Chronic Medical Conditions and Risk of Sepsis


Chronic Medical Conditions and Risk of Sepsis

Henry E Wang et al. PLoS One.


Background: We sought to determine the associations between baseline chronic medical conditions and future risk of sepsis.

Methods: Longitudinal cohort study using the 30,239 community-dwelling participants of the REGARDS cohort.

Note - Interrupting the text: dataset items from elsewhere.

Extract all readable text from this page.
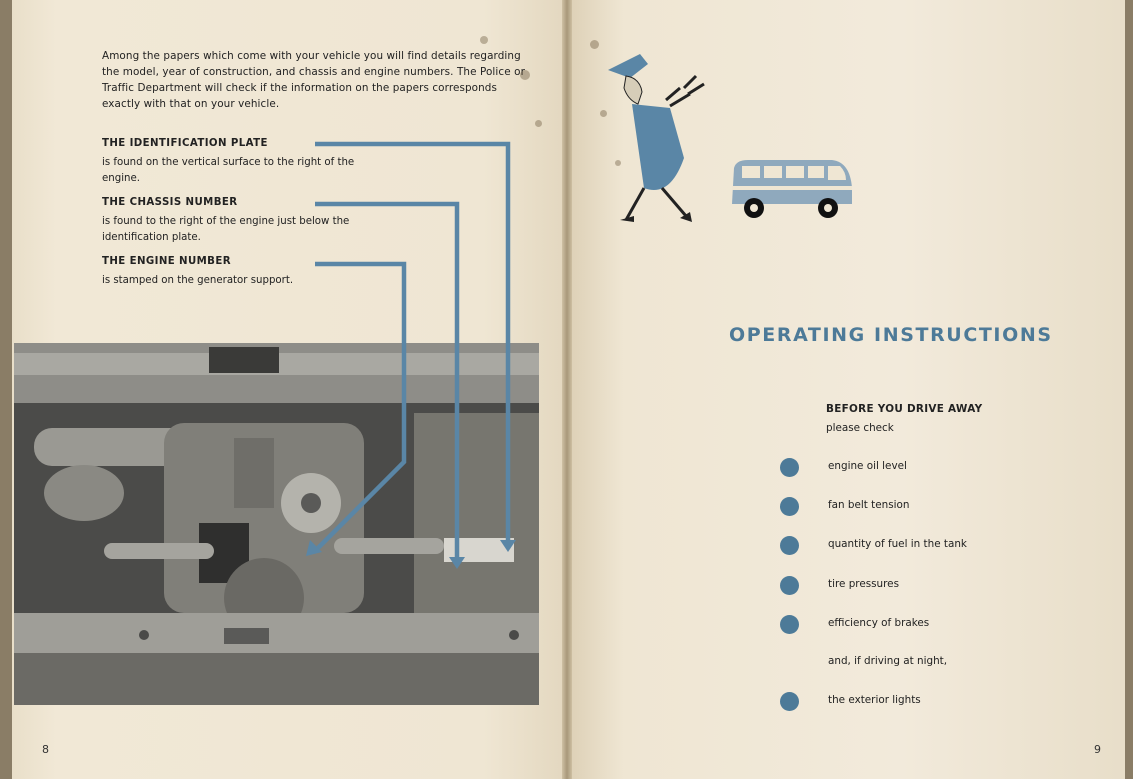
Among the papers which come with your vehicle you will find details regarding the model, year of construction, and chassis and engine numbers. The Police or Traffic Department will check if the information on the papers corresponds exactly with that on your vehicle.
THE IDENTIFICATION PLATE
is found on the vertical surface to the right of the engine.
THE CHASSIS NUMBER
is found to the right of the engine just below the identification plate.
THE ENGINE NUMBER
is stamped on the generator support.
8
OPERATING INSTRUCTIONS
BEFORE YOU DRIVE AWAY
please check
engine oil level
fan belt tension
quantity of fuel in the tank
tire pressures
efficiency of brakes
and, if driving at night,
the exterior lights
9
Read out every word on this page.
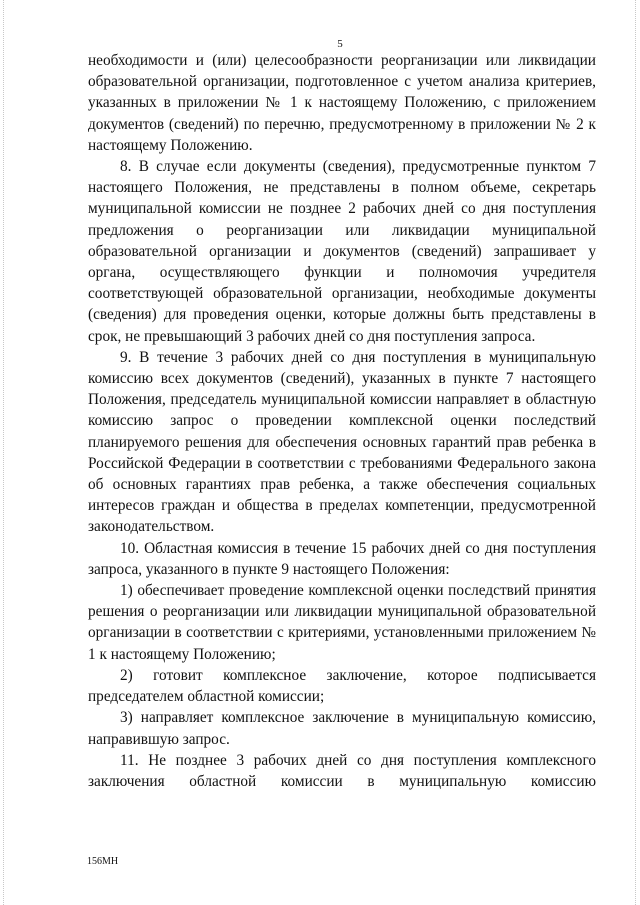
5

необходимости и (или) целесообразности реорганизации или ликвидации образовательной организации, подготовленное с учетом анализа критериев, указанных в приложении № 1 к настоящему Положению, с приложением документов (сведений) по перечню, предусмотренному в приложении № 2 к настоящему Положению.

8. В случае если документы (сведения), предусмотренные пунктом 7 настоящего Положения, не представлены в полном объеме, секретарь муниципальной комиссии не позднее 2 рабочих дней со дня поступления предложения о реорганизации или ликвидации муниципальной образовательной организации и документов (сведений) запрашивает у органа, осуществляющего функции и полномочия учредителя соответствующей образовательной организации, необходимые документы (сведения) для проведения оценки, которые должны быть представлены в срок, не превышающий 3 рабочих дней со дня поступления запроса.

9. В течение 3 рабочих дней со дня поступления в муниципальную комиссию всех документов (сведений), указанных в пункте 7 настоящего Положения, председатель муниципальной комиссии направляет в областную комиссию запрос о проведении комплексной оценки последствий планируемого решения для обеспечения основных гарантий прав ребенка в Российской Федерации в соответствии с требованиями Федерального закона об основных гарантиях прав ребенка, а также обеспечения социальных интересов граждан и общества в пределах компетенции, предусмотренной законодательством.

10. Областная комиссия в течение 15 рабочих дней со дня поступления запроса, указанного в пункте 9 настоящего Положения:

1) обеспечивает проведение комплексной оценки последствий принятия решения о реорганизации или ликвидации муниципальной образовательной организации в соответствии с критериями, установленными приложением № 1 к настоящему Положению;

2) готовит комплексное заключение, которое подписывается председателем областной комиссии;

3) направляет комплексное заключение в муниципальную комиссию, направившую запрос.

11. Не позднее 3 рабочих дней со дня поступления комплексного заключения областной комиссии в муниципальную комиссию

156МН
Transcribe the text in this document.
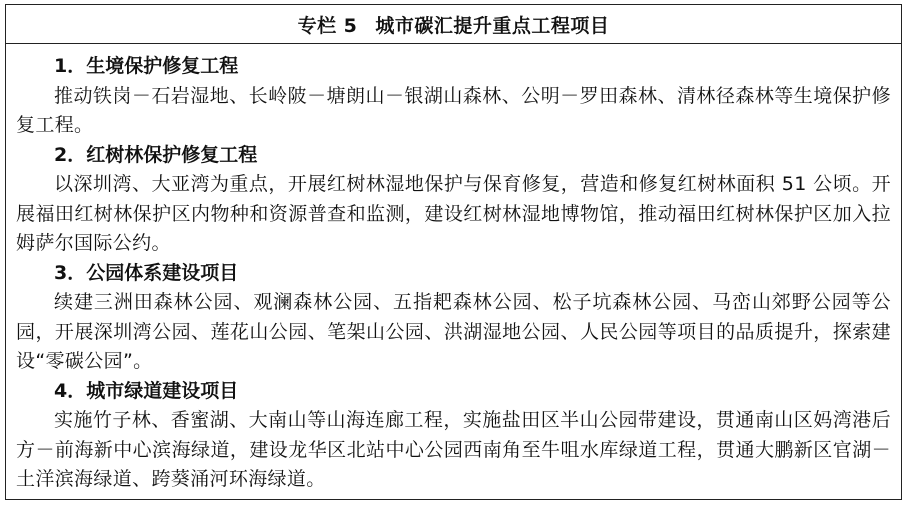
专栏 5 城市碳汇提升重点工程项目
1．生境保护修复工程
推动铁岗－石岩湿地、长岭陂－塘朗山－银湖山森林、公明－罗田森林、清林径森林等生境保护修复工程。
2．红树林保护修复工程
以深圳湾、大亚湾为重点，开展红树林湿地保护与保育修复，营造和修复红树林面积 51 公顷。开展福田红树林保护区内物种和资源普查和监测，建设红树林湿地博物馆，推动福田红树林保护区加入拉姆萨尔国际公约。
3．公园体系建设项目
续建三洲田森林公园、观澜森林公园、五指耙森林公园、松子坑森林公园、马峦山郊野公园等公园，开展深圳湾公园、莲花山公园、笔架山公园、洪湖湿地公园、人民公园等项目的品质提升，探索建设“零碳公园”。
4．城市绿道建设项目
实施竹子林、香蜜湖、大南山等山海连廊工程，实施盐田区半山公园带建设，贯通南山区妈湾港后方－前海新中心滨海绿道，建设龙华区北站中心公园西南角至牛咀水库绿道工程，贯通大鹏新区官湖－土洋滨海绿道、跨葵涌河环海绿道。
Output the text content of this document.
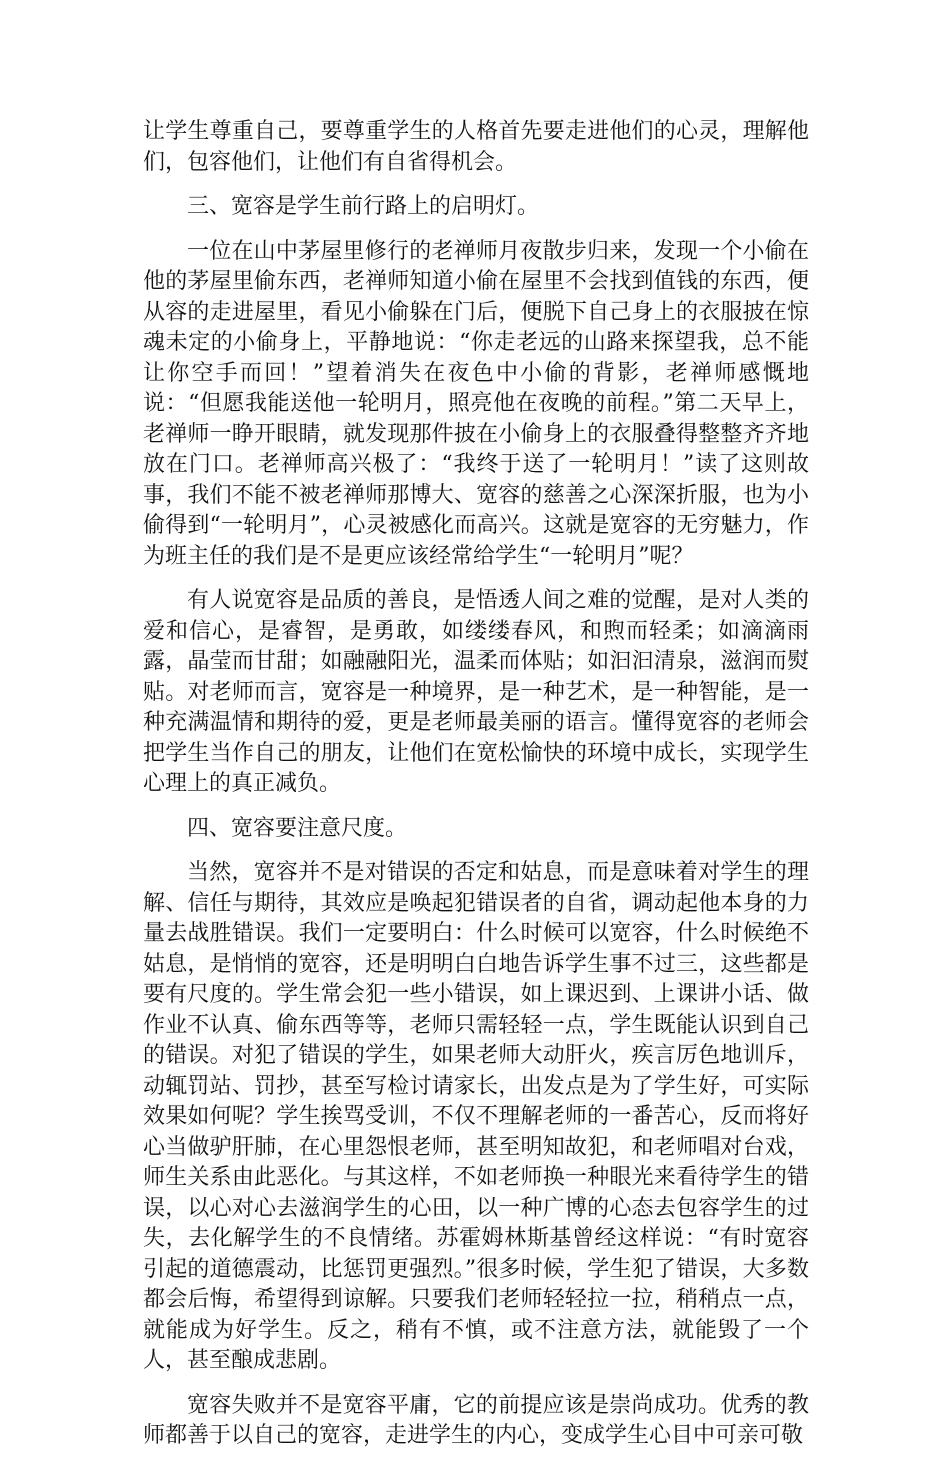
让学生尊重自己，要尊重学生的人格首先要走进他们的心灵，理解他们，包容他们，让他们有自省得机会。

三、宽容是学生前行路上的启明灯。

一位在山中茅屋里修行的老禅师月夜散步归来，发现一个小偷在他的茅屋里偷东西，老禅师知道小偷在屋里不会找到值钱的东西，便从容的走进屋里，看见小偷躲在门后，便脱下自己身上的衣服披在惊魂未定的小偷身上，平静地说：“你走老远的山路来探望我，总不能让你空手而回！”望着消失在夜色中小偷的背影，老禅师感慨地说：“但愿我能送他一轮明月，照亮他在夜晚的前程。”第二天早上，老禅师一睁开眼睛，就发现那件披在小偷身上的衣服叠得整整齐齐地放在门口。老禅师高兴极了：“我终于送了一轮明月！”读了这则故事，我们不能不被老禅师那博大、宽容的慈善之心深深折服，也为小偷得到“一轮明月”，心灵被感化而高兴。这就是宽容的无穷魅力，作为班主任的我们是不是更应该经常给学生“一轮明月”呢？

有人说宽容是品质的善良，是悟透人间之难的觉醒，是对人类的爱和信心，是睿智，是勇敢，如缕缕春风，和煦而轻柔；如滴滴雨露，晶莹而甘甜；如融融阳光，温柔而体贴；如汩汩清泉，滋润而熨贴。对老师而言，宽容是一种境界，是一种艺术，是一种智能，是一种充满温情和期待的爱，更是老师最美丽的语言。懂得宽容的老师会把学生当作自己的朋友，让他们在宽松愉快的环境中成长，实现学生心理上的真正减负。

四、宽容要注意尺度。

当然，宽容并不是对错误的否定和姑息，而是意味着对学生的理解、信任与期待，其效应是唤起犯错误者的自省，调动起他本身的力量去战胜错误。我们一定要明白：什么时候可以宽容，什么时候绝不姑息，是悄悄的宽容，还是明明白白地告诉学生事不过三，这些都是要有尺度的。学生常会犯一些小错误，如上课迟到、上课讲小话、做作业不认真、偷东西等等，老师只需轻轻一点，学生既能认识到自己的错误。对犯了错误的学生，如果老师大动肝火，疾言厉色地训斥，动辄罚站、罚抄，甚至写检讨请家长，出发点是为了学生好，可实际效果如何呢？学生挨骂受训，不仅不理解老师的一番苦心，反而将好心当做驴肝肺，在心里怨恨老师，甚至明知故犯，和老师唱对台戏，师生关系由此恶化。与其这样，不如老师换一种眼光来看待学生的错误，以心对心去滋润学生的心田，以一种广博的心态去包容学生的过失，去化解学生的不良情绪。苏霍姆林斯基曾经这样说：“有时宽容引起的道德震动，比惩罚更强烈。”很多时候，学生犯了错误，大多数都会后悔，希望得到谅解。只要我们老师轻轻拉一拉，稍稍点一点，就能成为好学生。反之，稍有不慎，或不注意方法，就能毁了一个人，甚至酿成悲剧。

宽容失败并不是宽容平庸，它的前提应该是崇尚成功。优秀的教师都善于以自己的宽容，走进学生的内心，变成学生心目中可亲可敬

We determined associations between baseline chronic medical conditions and incident sepsis episodes, defined as hospitalization for an infection with the presence of infection plus two or more systemic inflammatory response syndrome criteria.

Results: Over the mean observation time of 4.6 years (February 5, 2003 through October 14, 2011), there were 975 incident cases of sepsis. Incident sepsis episodes were associated with older age (p<0.001), white race (HR 1.39; 95% CI: 1.22-1.59), lower education (p<0.001) and income (p<0.001), tobacco use (p<0.001), and alcohol use (p = 0.02). Incident sepsis episodes were associated with baseline chronic lung disease (adjusted HR 2.43; 95% CI: 2.05-2.86), peripheral artery disease (2.16; 1.58-2.95), chronic kidney disease (1.99; 1.73-2.29), myocardial infarction 1.79 (1.49-2.15), diabetes 1.78 (1.53-2.07), stroke 1.67 (1.34-2.07), deep vein thrombosis 1.63 (1.29-2.06), coronary artery disease 1.61 (1.38-1.87), hypertension 1.49 (1.29-1.74), atrial fibrillation 1.48 (1.21-1.81) and dyslipidemia 1.16 (1.01-1.34). Sepsis risk increased with the number of chronic medical conditions (p<0.001).

Conclusions: Individuals with chronic medical conditions are at increased risk of future sepsis events.

Conflict of interest statement

Competing Interests: The authors have declared that no competing interests exist.


Figure 1
Figure 1. Adjusted risk of incident sepsis versus number of chronic medical conditions.
Total of 975 incident sepsis events among 30,239 participants in the REGARDS cohort. Chronic medical conditions included hypertension, diabetes, dyslipidemia, coronary artery disease, atrial fibrillation, myocardial infarction, stroke, deep vein thrombosis, peripheral artery disease, chronic kidney disease and chronic lung disease. Hazard ratios adjusted for age, sex, race, education, income, geographic region, smoking status and alcohol use. P-value for test of trend <0.001.